UC Santa Cruz Genomics Institute's System Administration Team: Haifang Telc, Jorge Garcia and Erich Weiler
The web servers for the UCSC Genome Browser are housed in a data center designed to function 24/7, 365 days a year. They consist of 6 dual 12-core AMD Opteron processors; each offers 64 gigabytes of internal solid state storage and 128 gigabytes of memory. These machines have access to a central file server that provides 84 extra terabytes of shared disk area and a central mySQL database server that holds up to 28 terabytes of genomic data. Four additional servers, each with 256 gigabytes of memory, provide web access to BLAT (BLAST-like alignment tool) software and its memory-intensive calculations. Servers available for public use include a genome preview server for access to raw data before it has gone through QA, a server that hosts all the browser MySQL data, a server to store user-generated custom tracks, and a wiki server that holds public information and can keep track of named sessions. A local download server that provides access to our raw data serves nearly 2 terabytes of data every day. For redundancy and load balancing, we house an identical download server and one additional file server at the UC San Diego Supercomputer Center. We also provide a web server available to european users (genome-euro, hosted in Germany) and another available to asian users (genome-asia, hosted in Japan)
Why Parallel Processors?
Computer clusters such as these are a cost effective way to process large amounts of data. Since many bioinformatics problems are “embarrassingly parallel,” they do not require high speed inter-process communication to perform calculations. This eliminates the need for high-priced networking equipment. Taking advantage of this fact by employing parallel but separate computation by many processors, we have pioneered the development of “super-computing on-the-cheap” for the specific needs of genome presentation, annotation, and analysis.

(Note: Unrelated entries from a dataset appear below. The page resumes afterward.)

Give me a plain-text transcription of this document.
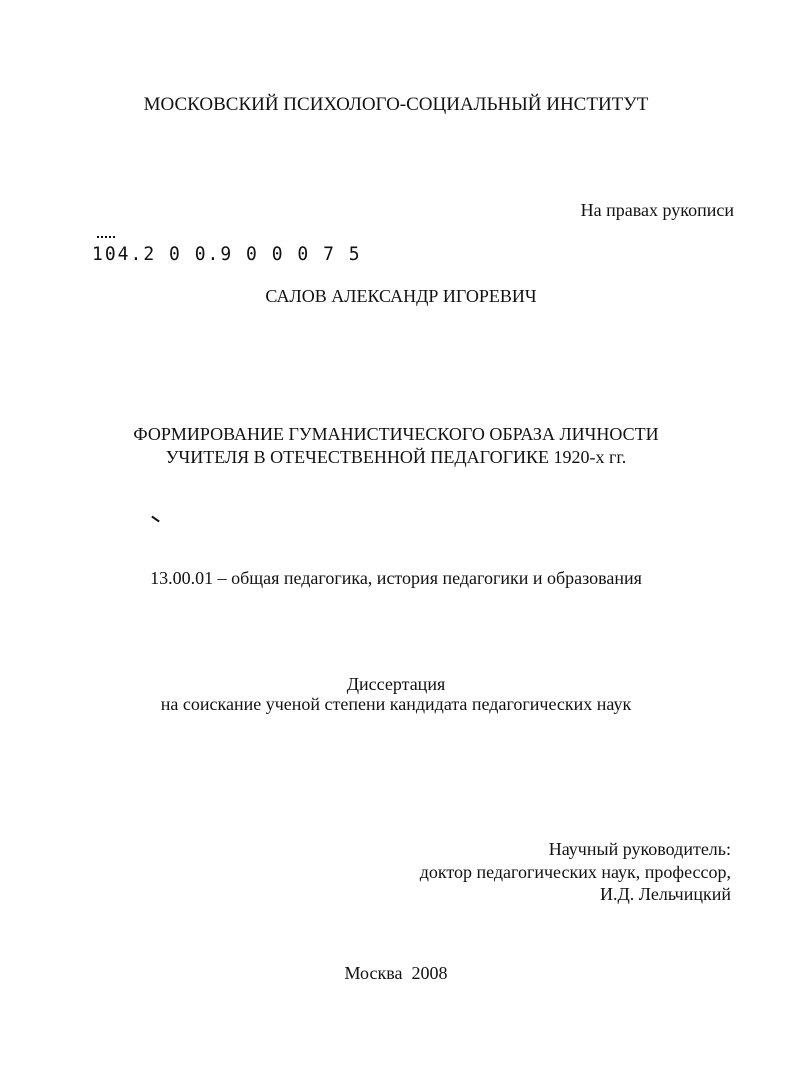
МОСКОВСКИЙ ПСИХОЛОГО-СОЦИАЛЬНЫЙ ИНСТИТУТ
На правах рукописи
104.2 0 0.9 0 0 0 7 5
САЛОВ АЛЕКСАНДР ИГОРЕВИЧ
ФОРМИРОВАНИЕ ГУМАНИСТИЧЕСКОГО ОБРАЗА ЛИЧНОСТИ
УЧИТЕЛЯ В ОТЕЧЕСТВЕННОЙ ПЕДАГОГИКЕ 1920-х гг.
13.00.01 – общая педагогика, история педагогики и образования
Диссертация
на соискание ученой степени кандидата педагогических наук
Научный руководитель:
доктор педагогических наук, профессор,
И.Д. Лельчицкий
Москва  2008
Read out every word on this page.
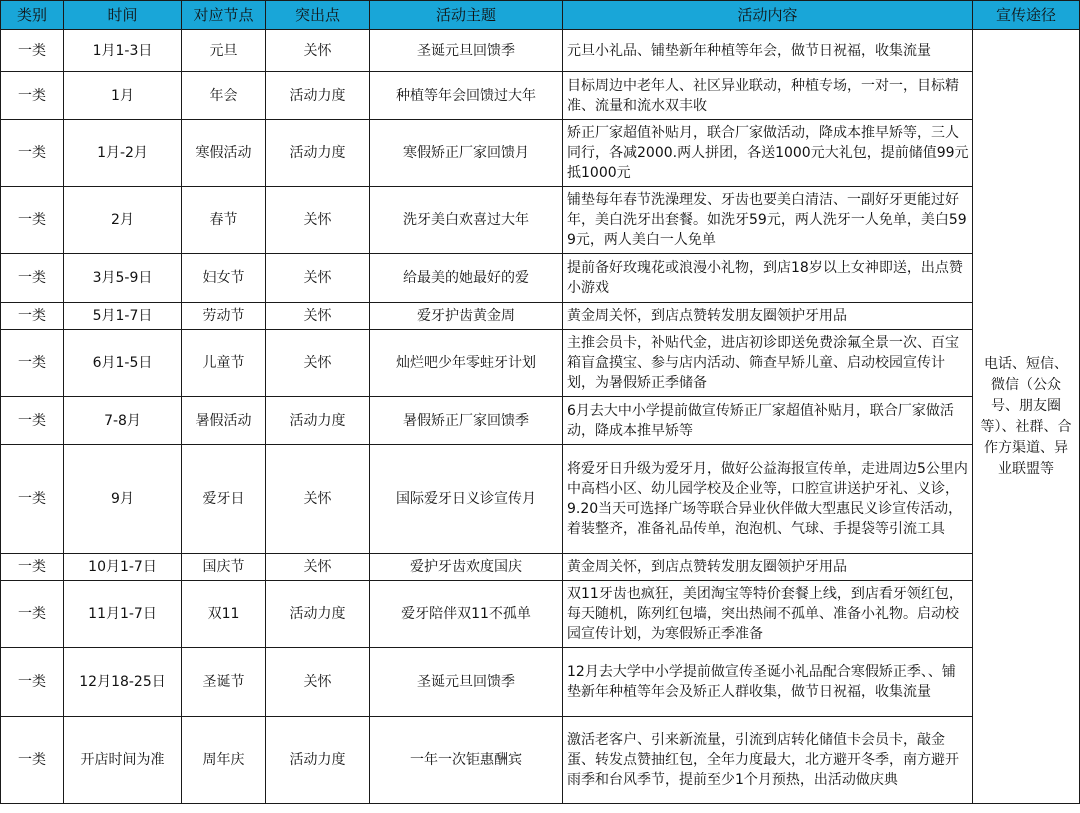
类别	时间	对应节点	突出点	活动主题	活动内容	宣传途径
一类	1月1-3日	元旦	关怀	圣诞元旦回馈季	元旦小礼品、铺垫新年种植等年会，做节日祝福，收集流量	电话、短信、微信（公众号、朋友圈等）、社群、合作方渠道、异业联盟等
一类	1月	年会	活动力度	种植等年会回馈过大年	目标周边中老年人、社区异业联动，种植专场，一对一，目标精准、流量和流水双丰收	
一类	1月-2月	寒假活动	活动力度	寒假矫正厂家回馈月	矫正厂家超值补贴月，联合厂家做活动，降成本推早矫等，三人同行，各减2000.两人拼团，各送1000元大礼包，提前储值99元抵1000元	
一类	2月	春节	关怀	洗牙美白欢喜过大年	铺垫每年春节洗澡理发、牙齿也要美白清洁、一副好牙更能过好年，美白洗牙出套餐。如洗牙59元，两人洗牙一人免单，美白599元，两人美白一人免单	
一类	3月5-9日	妇女节	关怀	给最美的她最好的爱	提前备好玫瑰花或浪漫小礼物，到店18岁以上女神即送，出点赞小游戏	
一类	5月1-7日	劳动节	关怀	爱牙护齿黄金周	黄金周关怀，到店点赞转发朋友圈领护牙用品	
一类	6月1-5日	儿童节	关怀	灿烂吧少年零蛀牙计划	主推会员卡，补贴代金，进店初诊即送免费涂氟全景一次、百宝箱盲盒摸宝、参与店内活动、筛查早矫儿童、启动校园宣传计划，为暑假矫正季储备	
一类	7-8月	暑假活动	活动力度	暑假矫正厂家回馈季	6月去大中小学提前做宣传矫正厂家超值补贴月，联合厂家做活动，降成本推早矫等	
一类	9月	爱牙日	关怀	国际爱牙日义诊宣传月	将爱牙日升级为爱牙月，做好公益海报宣传单，走进周边5公里内中高档小区、幼儿园学校及企业等，口腔宣讲送护牙礼、义诊，9.20当天可选择广场等联合异业伙伴做大型惠民义诊宣传活动，着装整齐，准备礼品传单，泡泡机、气球、手提袋等引流工具	
一类	10月1-7日	国庆节	关怀	爱护牙齿欢度国庆	黄金周关怀，到店点赞转发朋友圈领护牙用品	
一类	11月1-7日	双11	活动力度	爱牙陪伴双11不孤单	双11牙齿也疯狂，美团淘宝等特价套餐上线，到店看牙领红包，每天随机，陈列红包墙，突出热闹不孤单、准备小礼物。启动校园宣传计划，为寒假矫正季准备	
一类	12月18-25日	圣诞节	关怀	圣诞元旦回馈季	12月去大学中小学提前做宣传圣诞小礼品配合寒假矫正季、、铺垫新年种植等年会及矫正人群收集，做节日祝福，收集流量	
一类	开店时间为准	周年庆	活动力度	一年一次钜惠酬宾	激活老客户、引来新流量，引流到店转化储值卡会员卡，敲金蛋、转发点赞抽红包，全年力度最大，北方避开冬季，南方避开雨季和台风季节，提前至少1个月预热，出活动做庆典	
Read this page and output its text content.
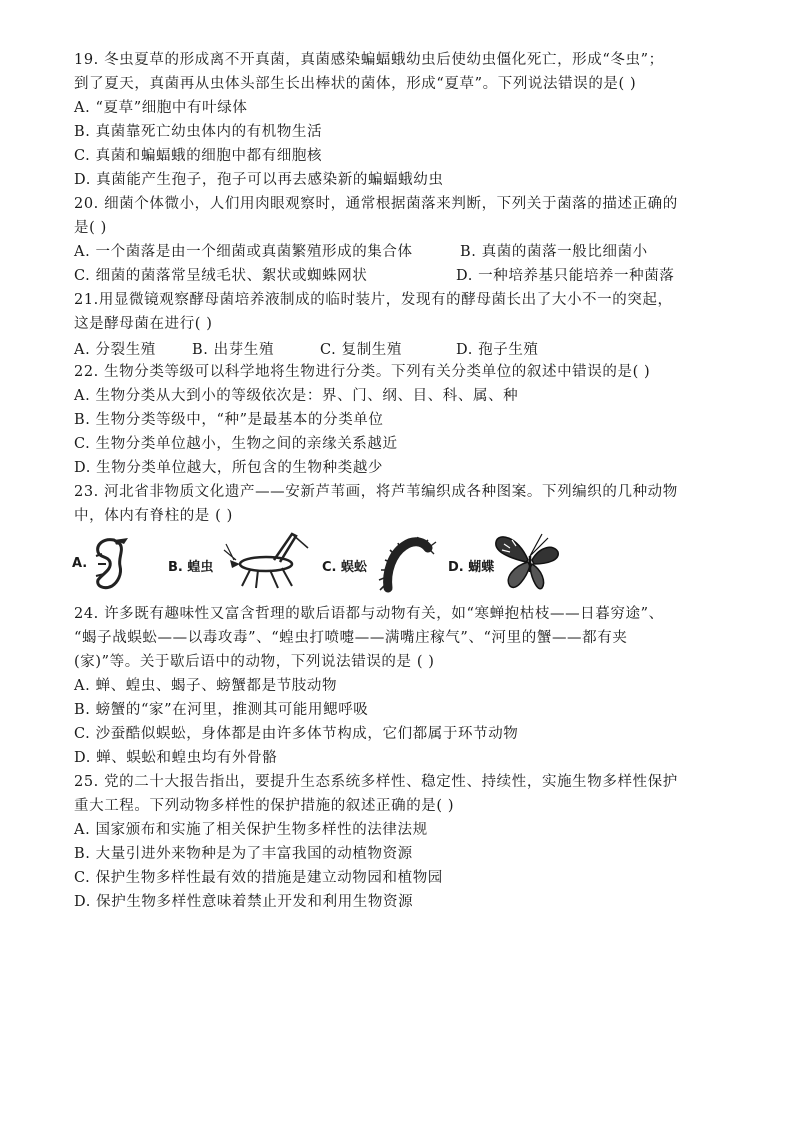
19. 冬虫夏草的形成离不开真菌，真菌感染蝙蝠蛾幼虫后使幼虫僵化死亡，形成“冬虫”；
到了夏天，真菌再从虫体头部生长出棒状的菌体，形成“夏草”。下列说法错误的是( )
A. “夏草”细胞中有叶绿体
B. 真菌靠死亡幼虫体内的有机物生活
C. 真菌和蝙蝠蛾的细胞中都有细胞核
D. 真菌能产生孢子，孢子可以再去感染新的蝙蝠蛾幼虫
20. 细菌个体微小，人们用肉眼观察时，通常根据菌落来判断，下列关于菌落的描述正确的
是( )
A. 一个菌落是由一个细菌或真菌繁殖形成的集合体	B. 真菌的菌落一般比细菌小
C. 细菌的菌落常呈绒毛状、絮状或蜘蛛网状	D. 一种培养基只能培养一种菌落
21.用显微镜观察酵母菌培养液制成的临时装片，发现有的酵母菌长出了大小不一的突起，
这是酵母菌在进行( )
A. 分裂生殖 B. 出芽生殖	C. 复制生殖	D. 孢子生殖
22. 生物分类等级可以科学地将生物进行分类。下列有关分类单位的叙述中错误的是( )
A. 生物分类从大到小的等级依次是：界、门、纲、目、科、属、种
B. 生物分类等级中，“种”是最基本的分类单位
C. 生物分类单位越小，生物之间的亲缘关系越近
D. 生物分类单位越大，所包含的生物种类越少
23. 河北省非物质文化遗产——安新芦苇画，将芦苇编织成各种图案。下列编织的几种动物
中，体内有脊柱的是 ( )
A.	B. 蝗虫	C. 蜈蚣	D. 蝴蝶
24. 许多既有趣味性又富含哲理的歇后语都与动物有关，如“寒蝉抱枯枝——日暮穷途”、
“蝎子战蜈蚣——以毒攻毒”、“蝗虫打喷嚏——满嘴庄稼气”、“河里的蟹——都有夹
(家)”等。关于歇后语中的动物，下列说法错误的是 ( )
A. 蝉、蝗虫、蝎子、螃蟹都是节肢动物
B. 螃蟹的“家”在河里，推测其可能用鳃呼吸
C. 沙蚕酷似蜈蚣，身体都是由许多体节构成，它们都属于环节动物
D. 蝉、蜈蚣和蝗虫均有外骨骼
25. 党的二十大报告指出，要提升生态系统多样性、稳定性、持续性，实施生物多样性保护
重大工程。下列动物多样性的保护措施的叙述正确的是( )
A. 国家颁布和实施了相关保护生物多样性的法律法规
B. 大量引进外来物种是为了丰富我国的动植物资源
C. 保护生物多样性最有效的措施是建立动物园和植物园
D. 保护生物多样性意味着禁止开发和利用生物资源
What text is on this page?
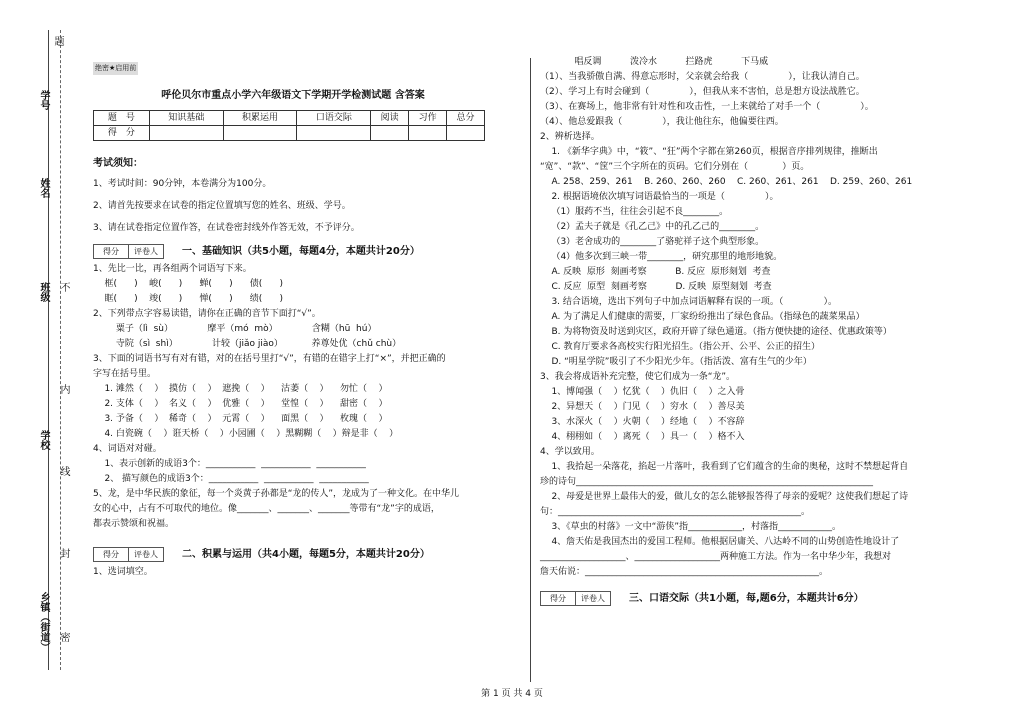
题
学号
姓名
班级
学校
乡镇（街道）
不
内
线
封
密
绝密★启用前
呼伦贝尔市重点小学六年级语文下学期开学检测试题 含答案
题　号	知识基础	积累运用	口语交际	阅读	习作	总分
得　分						
考试须知：
1、考试时间：90分钟，本卷满分为100分。
2、请首先按要求在试卷的指定位置填写您的姓名、班级、学号。
3、请在试卷指定位置作答，在试卷密封线外作答无效，不予评分。
得分	评卷人 一、基础知识（共5小题，每题4分，本题共计20分）
1、先比一比，再各组两个词语写下来。
框(      )    峻(      )      蝉(      )      债(      )
眶(      )    竣(      )      惮(      )      绩(      )
2、下列带点字容易读错，请你在正确的音节下面打“√”。
粟子（lì  sù）            摩平（mó  mò）            含糊（hū  hú）
寺院（sì  shì）            计较（jiǎo jiào）          养尊处优（chǔ chù）
3、下面的词语书写有对有错，对的在括号里打“√”，有错的在错字上打“×”，并把正确的
字写在括号里。
1. 滩然（    ）  摸仿（    ）  遮挽（    ）    沽萎（    ）    勿忙（    ）
2. 支体（    ）  名义（    ）  优雅（    ）    堂惶（    ）    甜密（    ）
3. 予备（    ）  稀奇（    ）  元霄（    ）    面黑（    ）    枚瑰（    ）
4. 白瓷碗（    ）诳天桥（    ）小园圃（    ）黑糊糊（    ）辩是非（    ）
4、词语对对碰。
1、表示创新的成语3个：___________  ___________  ___________
2、 描写颜色的成语3个：___________  ___________  ___________
5、龙，是中华民族的象征，每一个炎黄子孙都是“龙的传人”，龙成为了一种文化。在中华儿
女的心中，占有不可取代的地位。像_______、_______、_______等带有“龙”字的成语，
都表示赞颂和祝福。
得分	评卷人 二、积累与运用（共4小题，每题5分，本题共计20分）
1、选词填空。
唱反调          泼冷水          拦路虎          下马威
（1）、当我骄傲自满、得意忘形时，父亲就会给我（              ），让我认清自己。
（2）、学习上有时会碰到（              ），但我从来不害怕，总是想方设法战胜它。
（3）、在赛场上，他非常有针对性和攻击性，一上来就给了对手一个（              ）。
（4）、他总爱跟我（              ），我让他往东，他偏要往西。
2、辨析选择。
1. 《新华字典》中，“筱”、“狂”两个字都在第260页，根据音序排列规律，推断出
“宽”、“款”、“筐”三个字所在的页码。它们分别在（            ）页。
A. 258、259、261    B. 260、260、260    C. 260、261、261    D. 259、260、261
2. 根据语境依次填写词语最恰当的一项是（              ）。
（1）服药不当，往往会引起不良________。
（2）孟夫子就是《孔乙己》中的孔乙己的________。
（3）老舍成功的________了骆驼祥子这个典型形象。
（4）他多次到三峡一带________，研究那里的地形地貌。
A. 反映  原形  刻画考察          B. 反应  原形刻划  考查
C. 反应  原型  刻画考察          D. 反映  原型刻划  考查
3. 结合语境，选出下列句子中加点词语解释有误的一项。（              ）。
A. 为了满足人们健康的需要，厂家纷纷推出了绿色食品。（指绿色的蔬菜果品）
B. 为将物资及时送到灾区，政府开辟了绿色通道。（指方便快捷的途径、优惠政策等）
C. 教育厅要求各高校实行阳光招生。（指公开、公平、公正的招生）
D. “明星学院”吸引了不少阳光少年。（指活泼、富有生气的少年）
3、我会将成语补充完整，使它们成为一条“龙”。
1、博闻强（    ）忆犹（    ）仇旧（    ）之入骨
2、异想天（    ）门见（    ）穷水（    ）善尽美
3、水深火（    ）火朝（    ）经地（    ）不容辞
4、栩栩如（    ）离死（    ）具一（    ）格不入
4、学以致用。
1、我拾起一朵落花，掐起一片落叶，我看到了它们蕴含的生命的奥秘，这时不禁想起背自
珍的诗句__________________________________________________________________
2、母爱是世界上最伟大的爱，做儿女的怎么能够报答得了母亲的爱呢？这使我们想起了诗
句：______________________________________________________。
3、《草虫的村落》一文中“游侠”指____________，村落指____________。
4、詹天佑是我国杰出的爱国工程师。他根据居庸关、八达岭不同的山势创造性地设计了
___________________、___________________两种施工方法。作为一名中华少年，我想对
詹天佑说：____________________________________________________。
得分	评卷人 三、口语交际（共1小题，每,题6分，本题共计6分）
第 1 页 共 4 页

Our current clusters are the fifth generation of clusters available at UCSC. The first generation was a cluster of 100 Pentium III processors that was built to assemble the first working draft of the human genome in June of 2000, using a 10,000-line program written by Jim Kent called GigAssembler. We have come a long way since then.
These computing systems are funded through the Howard Hughes Medical Institute, the National Human Genome Research Institute (NHGRI), the California Institute for Quantitative Biosciences (QB3), and the National Cancer Institute.